VARs and Monthly Recurring Revenue (MRR): Beyond Software Tools
You know the benefits of recurring revenue, and you’re moving full speed ahead. You already took the first step and bought new software to help your business make this leap, but things aren’t quite working out the way you envisioned; transitioning to a recurring revenue model is a challenge. It must be the software you purchased failing to meet expectations, right?
Don’t be so quick to blame the software.
If you purchase a gym membership and don’t see the results you’re looking for, is it the gym’s fault? Of course not. The gym has all the workout equipment, group fitness classes, and personal trainers ready to help you meet your goals but purchasing a membership is just the first step. You need to make some changes as well, like adjusting your daily/weekly routine to make time to go to the gym and tailoring your workout program to reap the benefits. It’s a process. *Results may vary.
The same applies to purchasing new software. *Results may vary. Purchasing the software alone is not enough. You also need to optimize your process. As scary as process change may be, throwing new software into a broken process will not produce the results you’re looking for, no matter which software you try. If you never fix a broken process, you’ll be stuck in an expensive, time-consuming revolving door of trying new tool after new tool to no avail.
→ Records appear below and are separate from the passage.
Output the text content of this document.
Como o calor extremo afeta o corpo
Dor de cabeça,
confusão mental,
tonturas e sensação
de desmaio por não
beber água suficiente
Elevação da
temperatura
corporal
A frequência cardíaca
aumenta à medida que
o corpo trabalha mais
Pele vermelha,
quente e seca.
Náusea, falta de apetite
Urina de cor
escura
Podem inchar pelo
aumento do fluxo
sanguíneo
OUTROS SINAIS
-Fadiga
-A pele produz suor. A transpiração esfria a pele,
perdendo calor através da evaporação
Here are some tips to make the most out of your new tool.
Customer: “You used to be so much easier to work with. You were so flexible.”
Are your customers used to emailing you whenever they have an issue? This method of communication is not scalable or compatible with best practices to fully embrace and be successful with a recurring revenue model. With the new software comes a better way to handle ongoing communication.
Maybe it’s your biggest customer creating the most resistance and ultimately trying to dictate your process. You might be concerned that they could walk if you don’t bend over backward for them. But what if you’re actually losing money on them.
You need to educate your customers on how to communicate with you. Put process around it. Use this as an opportunity to establish a new relationship with your clients and optimize for recurring revenue—and not to let your new investment reinforce bad, self-defeating habits.
With these new processes, you’re actually helping them – you’re ensuring the best experience possible with as little downtime as possible – because you’re able to capture everything, and make sure it’s being resolved within your SLAs.
Along with creating a new process for your customers to follow, implementing internal process will create a better experience when bringing in a new tool. And starting these processes from the beginning with make implementation go smoother.
Improving your internal processes will give you better insight into task and resource management. Instead of just assuming like before, you’ll see what work needs to be done, how the projects are progressing, and what technicians have the availability to jump in and provide help.
With a better look into how your team is working, you’ll be able to establish defined deadlines and milestones for projects and bill from them. From here, you can invoice when you hit a project milestone instead of waiting to bill the customer after the entire project is complete. You’re able to provide your customers updates on how the project is going, and you gain a more constant stream of recurring revenue.
Finally, you’ll need to set expectations that roles will change with the addition of new tools and processes—in a good way. According to HubSpot, 72% of salespeople spend up to an hour every day on data entry and connecting records from different sales tools. With improved processes and tools that automate tasks and seamlessly integrate with each other, your staff—from the sales team to technicians—will be able to focus on their jobs and clients, and not managing data and information.
After the decision has been made and the purchase is complete, there’s the matter of getting your new tools implemented into your organization. Depending on the complexity of the solution, you may need to decide if you’re going to invest time and money into consulting services.
This is like getting a personal trainer at the gym. If you’re new to the gym (the new tool) you’ll want to hire a personal trainer (consultant) to show you around the equipment, teach you proper technique, and set up a routine to follow. If you’re experienced, you may get a few sessions as a refresher before you go out on your own.
Each company is different, and there is no right answer when deciding how to implement your new tools, but you should have a decision early on in the process.
Ongoing Improvements & Maintenance
You’ve fully implemented the new tool, established updated internal processes, and communicated changes to your customer base, so your work is done. Not so fast.
Post-implementation is crucial to getting the most out of your investment. You and your team spend all day working with these tools, so use that experience to make improvements and find better ways to utilize the solutions. As your company grows, you’ll be able to adapt the tools to increased staff and client demand easily.
Implementing new tools and processes may seem daunting, but you never have to go at it alone. Software companies have support to help you every step of the way and want you to have success with their solutions. Take advantage of all the help, and you’ll be using your new tools like an expert.